La ville, emportée d’assaut, avait repris sa physionomie d’avant le siège; les boutiques étaient rouvertes, les cafés remplis d’oisifs, les marchés fréquentés par les Arabes du dehors. Le génie travaillait à fermer la brèche ; on déblayait les décombres aux alentours ; tout rentrait dans l’ordre, et Constantine, où l’on s’inquiétait quelque temps auparavant de savoir si l’on pourrait se maintenir, Constantine était décidément et facilement française. Le général en chef en confia le commandement au colonel Bernelle, avec une garnison de deux mille cinq cents hommes, composée du 61e du 3e bataillon d’Afrique, de la compagnie franche du 2e bataillon, d’un escadron du 3e chasseurs d’Afrique, d’un peloton de spahis réguliers, de deux compagnies de sapeurs, d’une batterie de campagne et de quatre obusiers de montagne. Le 29 octobre, tout ce qu’il y avait encore de l’armée expéditionnaire quitta Constantine à la suite du général en chef et du duc de Nemours. Le 1er novembre, la colonne arrivait à Mjez-Ahmar; le 3, elle rentrait à Bône sans avoir laissé en arrière ni un homme, ni une voiture et, ce qui était plus remarquable peut-être, sans avoir eu un seul coup de fusil à tirer. Avec sa résignation fataliste, la population indigène se courbait sous la raison du plus fort qui, au despotisme d’Ahmed, avait substitué la domination française.

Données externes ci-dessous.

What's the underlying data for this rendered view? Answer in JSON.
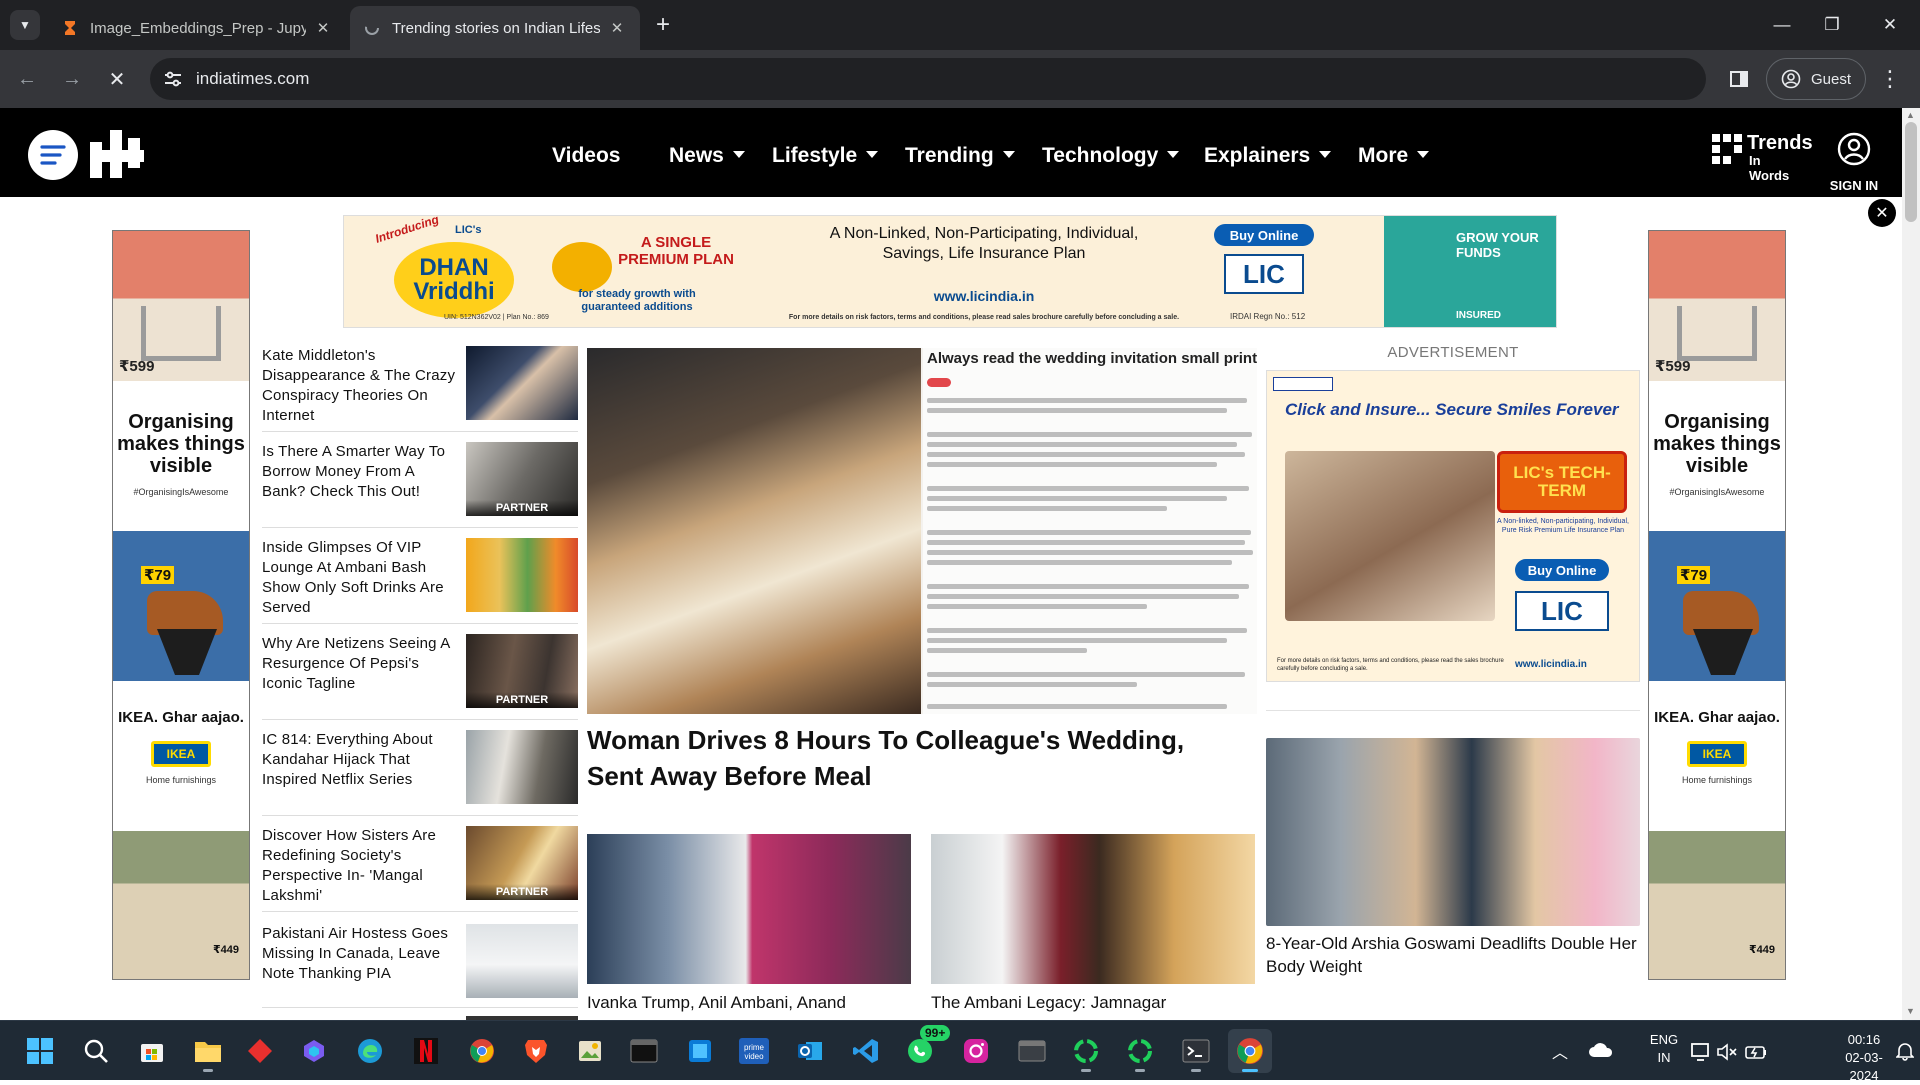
{
  "browser": {
    "tabs": [
      {
        "title": "Image_Embeddings_Prep - Jupyter Notebook",
        "active": false
      },
      {
        "title": "Trending stories on Indian Lifestyle",
        "active": true
      }
    ],
    "url": "indiatimes.com",
    "profile_label": "Guest"
  },
  "site": {
    "nav": [
      "Videos",
      "News",
      "Lifestyle",
      "Trending",
      "Technology",
      "Explainers",
      "More"
    ],
    "trends_big": "Trends",
    "trends_small": "In Words",
    "sign_in": "SIGN IN"
  },
  "skyscraper_ad": {
    "price1": "₹599",
    "headline": "Organising makes things visible",
    "hashtag": "#OrganisingIsAwesome",
    "price2": "₹79",
    "brand_line": "IKEA. Ghar aajao.",
    "logo": "IKEA",
    "sub": "Home furnishings",
    "price3": "₹449"
  },
  "banner_ad": {
    "intro": "Introducing",
    "lic_small": "LIC's",
    "logo_line1": "DHAN",
    "logo_line2": "Vriddhi",
    "uin": "UIN: 512N362V02 | Plan No.: 869",
    "single_premium": "A SINGLE PREMIUM PLAN",
    "steady": "for steady growth with guaranteed additions",
    "description": "A Non-Linked, Non-Participating, Individual, Savings, Life Insurance Plan",
    "url": "www.licindia.in",
    "disclaimer": "For more details on risk factors, terms and conditions, please read sales brochure carefully before concluding a sale.",
    "buy_online": "Buy Online",
    "lic_logo": "LIC",
    "irdai": "IRDAI Regn No.: 512",
    "grow": "GROW YOUR FUNDS",
    "insured": "INSURED"
  },
  "articles": [
    {
      "title": "Kate Middleton's Disappearance & The Crazy Conspiracy Theories On Internet",
      "partner": ""
    },
    {
      "title": "Is There A Smarter Way To Borrow Money From A Bank? Check This Out!",
      "partner": "PARTNER"
    },
    {
      "title": "Inside Glimpses Of VIP Lounge At Ambani Bash Show Only Soft Drinks Are Served",
      "partner": ""
    },
    {
      "title": "Why Are Netizens Seeing A Resurgence Of Pepsi's Iconic Tagline",
      "partner": "PARTNER"
    },
    {
      "title": "IC 814: Everything About Kandahar Hijack That Inspired Netflix Series",
      "partner": ""
    },
    {
      "title": "Discover How Sisters Are Redefining Society's Perspective In- 'Mangal Lakshmi'",
      "partner": "PARTNER"
    },
    {
      "title": "Pakistani Air Hostess Goes Missing In Canada, Leave Note Thanking PIA",
      "partner": ""
    }
  ],
  "hero": {
    "paper_heading": "Always read the wedding invitation small print",
    "title": "Woman Drives 8 Hours To Colleague's Wedding, Sent Away Before Meal"
  },
  "cards": [
    {
      "title": "Ivanka Trump, Anil Ambani, Anand"
    },
    {
      "title": "The Ambani Legacy: Jamnagar"
    }
  ],
  "right_column": {
    "ad_label": "ADVERTISEMENT",
    "ad_click": "Click and Insure... Secure Smiles Forever",
    "ad_product": "LIC's TECH-TERM",
    "ad_small": "A Non-linked, Non-participating, Individual, Pure Risk Premium Life Insurance Plan",
    "ad_buy": "Buy Online",
    "ad_logo": "LIC",
    "ad_url": "www.licindia.in",
    "ad_disclaimer": "For more details on risk factors, terms and conditions, please read the sales brochure carefully before concluding a sale.",
    "story_title": "8-Year-Old Arshia Goswami Deadlifts Double Her Body Weight"
  },
  "taskbar": {
    "apps": [
      "start",
      "search",
      "store",
      "file-explorer",
      "app-red",
      "app-copilot",
      "edge",
      "netflix",
      "chrome",
      "brave",
      "app-image",
      "terminal",
      "app-blue",
      "prime-video",
      "outlook",
      "vscode",
      "whatsapp",
      "instagram",
      "app-window",
      "app-green-1",
      "app-green-2",
      "terminal-2",
      "chrome-active"
    ],
    "whatsapp_badge": "99+",
    "lang_line1": "ENG",
    "lang_line2": "IN",
    "time": "00:16",
    "date": "02-03-2024"
  }
}
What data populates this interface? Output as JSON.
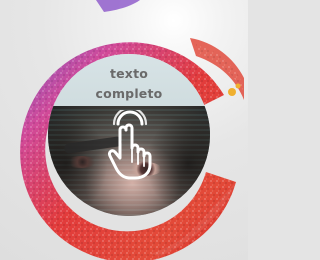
{
  "card": {
    "title_line1": "texto",
    "title_line2": "completo"
  },
  "icons": {
    "hand": "tap-hand-icon"
  },
  "colors": {
    "background": "#e4e4e4",
    "ring_red": "#e23b3b",
    "ring_pink": "#e45a9a",
    "ring_purple": "#8b55c9",
    "card_text": "#6a6a6a"
  }
}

Pendant que le cercueil du général de Damrémont traversait la Méditerranée pour aller prendre dans le caveau des Invalides son repos glorieux, pendant que le corps du général Perregaux, mort de sa blessure, attendait en Sardaigne d’être ramené en France, le général Valée, à qui la mort venait d’attribuer leur héritage militaire, allait recueillir le fruit de leur labeur autant que du sien, le gouvernement de l’Algérie et le bâton de maréchal.


CAMILLE ROUSSET.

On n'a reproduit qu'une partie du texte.